Labeled array, built from the prediction of the classifier.

Examples using skimage.future.predict_segmenter

TrainableSegmenter

class skimage.future.TrainableSegmenter(clf=None, features_func=None)[source]

Bases: object

Estimator for classifying pixels.

Parameters
clfclassifier object, optional

classifier object, exposing a fit and a predict method as in scikit-learn’s API, for example an instance of RandomForestClassifier or LogisticRegression classifier.

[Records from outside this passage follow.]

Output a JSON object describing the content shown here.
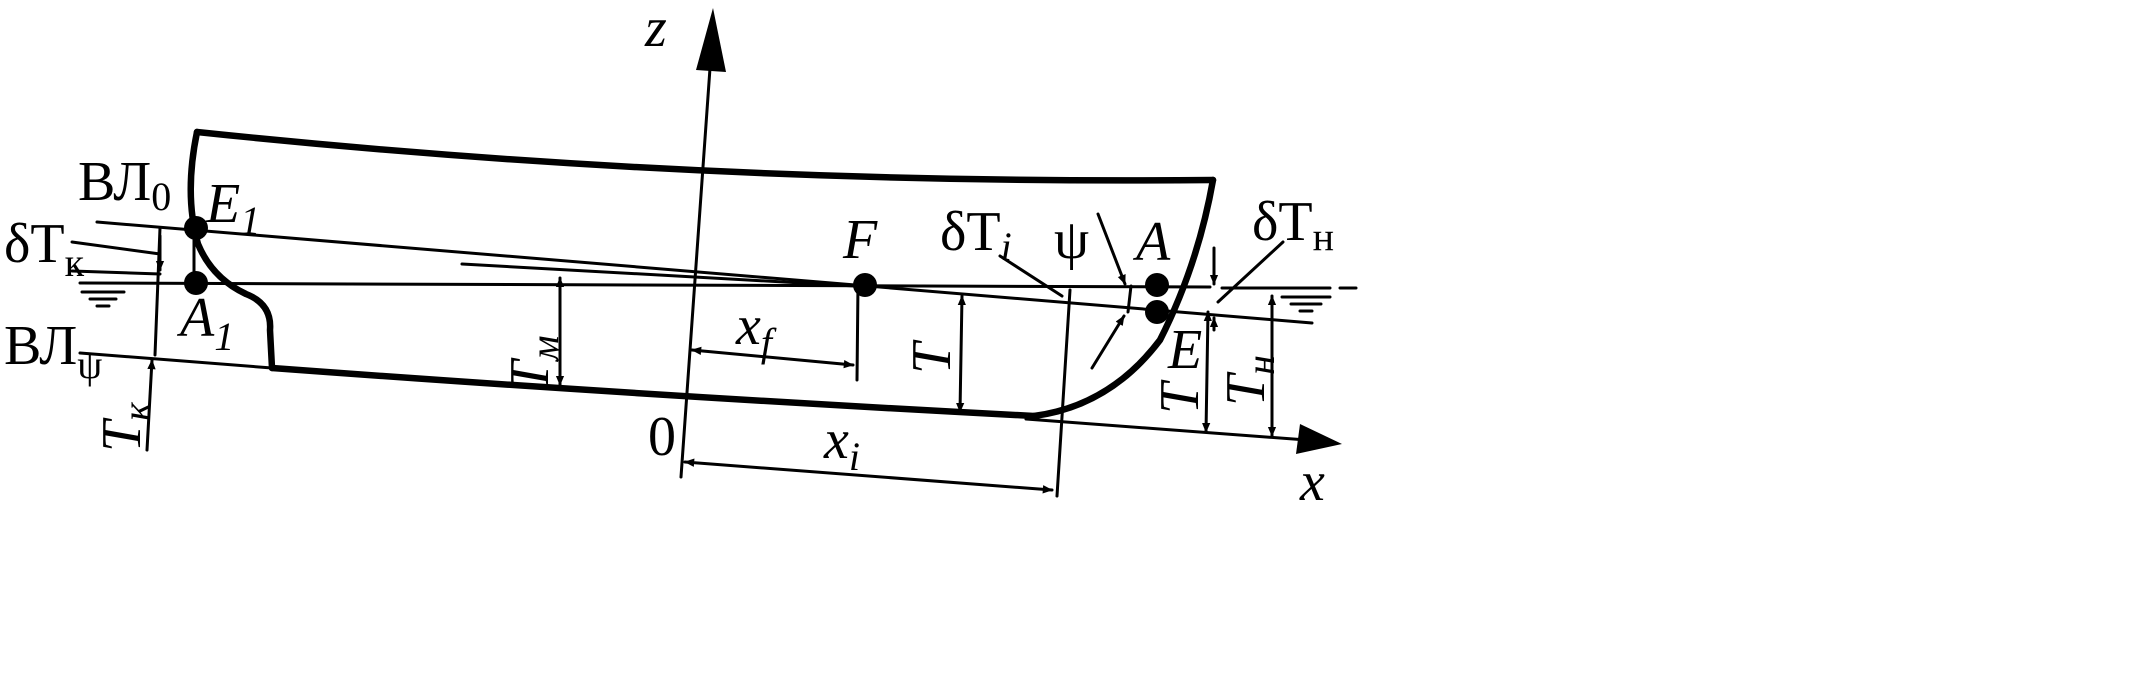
{
  "labels": {
    "z_axis": "z",
    "x_axis": "x",
    "origin": "0",
    "wl0_base": "ВЛ",
    "wl0_sub": "0",
    "wlpsi_base": "ВЛ",
    "wlpsi_sub": "ψ",
    "dTk_base": "δT",
    "dTk_sub": "к",
    "E1_base": "E",
    "E1_sub": "1",
    "A1_base": "A",
    "A1_sub": "1",
    "Tk_base": "T",
    "Tk_sub": "к",
    "Tm_base": "T",
    "Tm_sub": "м",
    "xf_base": "x",
    "xf_sub": "f",
    "F": "F",
    "T": "T",
    "xi_base": "x",
    "xi_sub": "i",
    "dTi_base": "δT",
    "dTi_sub": "i",
    "psi": "ψ",
    "A": "A",
    "E": "E",
    "dTn_base": "δT",
    "dTn_sub": "н",
    "Tn_base": "T",
    "Tn_sub": "н",
    "TE": "T"
  },
  "colors": {
    "ink": "#000000",
    "background": "#ffffff"
  },
  "points": [
    "E1",
    "A1",
    "F",
    "A",
    "E"
  ]
}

features_funcfunction, optional

function computing features on all pixels of the image, to be passed to the classifier. The output should be of shape (m_features, *labels.shape). If None, skimage.feature.multiscale_basic_features() is used.

Methods

fit(image, labels)

Train classifier using partially labeled (annotated) image.

predict(image)

Segment new image using trained internal classifier.

compute_features

__init__(clf=None, features_func=None)[source]
compute_features(image)[source]
fit(image, labels)[source]

Train classifier using partially labeled (annotated) image.

Parameters
imagendarray

Input image, which can be grayscale or multichannel, and must have a number of dimensions compatible with self.features_func.

labelsndarray of ints

Labeled array of shape compatible with image (same shape for a single-channel image). Labels >= 1 correspond to the training set and label 0 to unlabeled pixels to be segmented.

predict(image)[source]

Segment new image using trained internal classifier.

Parameters
imagendarray

Input image, which can be grayscale or multichannel, and must have a number of dimensions compatible with self.features_func.

Raises
NotFittedError if self.clf has not been fitted yet (use self.fit).